Dans 80 ans, quand les archives de l’époque pourront être consulté, que les collabos seront tous morts sans être inquiétés et qu’il n’y aura plus personne (ni résistants, ni malgré-nous, ni civils) pour témoigner des exactions commises par les nazis et le gouvernement de Vichy, on en saura peut-être un peu plus.
En attendant, on peut toujours glaner quelques témoignages isolés auprès des anciens.
18:30 le 05 octobre 2008
L’histoire de ce camp est visiblement assez tabou dans la région.
Ma grand-mère elle même qui a vécu la deuxième guerre mondiale ne m’en a jamais parlé, elle est pourtant originaire de Porcelette, non loin du camp. Comme vous le dites si bien, tant que les derniers collabos sont encore vivants nous n’en saurons pas davantage, au détriment de l’histoire de notre région.

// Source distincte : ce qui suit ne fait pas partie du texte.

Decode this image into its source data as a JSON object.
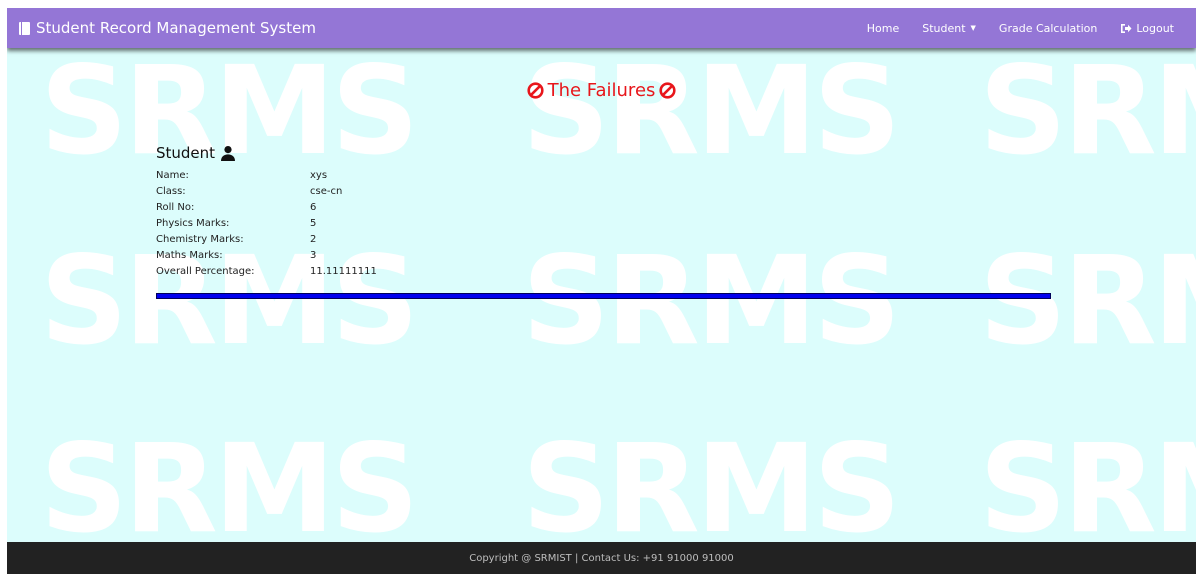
{
  "watermark": "SRMS",
  "navbar": {
    "brand": "Student Record Management System",
    "items": {
      "home": "Home",
      "student": "Student",
      "grade": "Grade Calculation",
      "logout": "Logout"
    }
  },
  "title": "The Failures",
  "student": {
    "heading": "Student",
    "fields": [
      {
        "label": "Name:",
        "value": "xys"
      },
      {
        "label": "Class:",
        "value": "cse-cn"
      },
      {
        "label": "Roll No:",
        "value": "6"
      },
      {
        "label": "Physics Marks:",
        "value": "5"
      },
      {
        "label": "Chemistry Marks:",
        "value": "2"
      },
      {
        "label": "Maths Marks:",
        "value": "3"
      },
      {
        "label": "Overall Percentage:",
        "value": "11.11111111"
      }
    ]
  },
  "footer": "Copyright @ SRMIST | Contact Us: +91 91000 91000",
  "colors": {
    "navbar": "#9476d6",
    "background": "#dcfdfc",
    "title": "#e8161b",
    "bar": "#0000ee",
    "footer": "#222222"
  }
}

Merci pour votre commentaire qui complètent à merveille ce petit reportage.
11:27 le 09 octobre 2008
Très intéressant tout ça.
16:55 le 22 décembre 2008
Hooo le Kerfent.com c’est mon copain ça
1:14 le 01 janvier 2010
Ai connu le ban st jean pendant mon apprentissage pour y avoir travaillé à l’entretien des batiments qui servaient d’habitations a des ouvriers et anciens militaires danss las années cinquante six,mais je n’en connaissais pas non plus la triste histoire et pourtant suis natif de saint avold .encore merci pour les liens d’autres sites.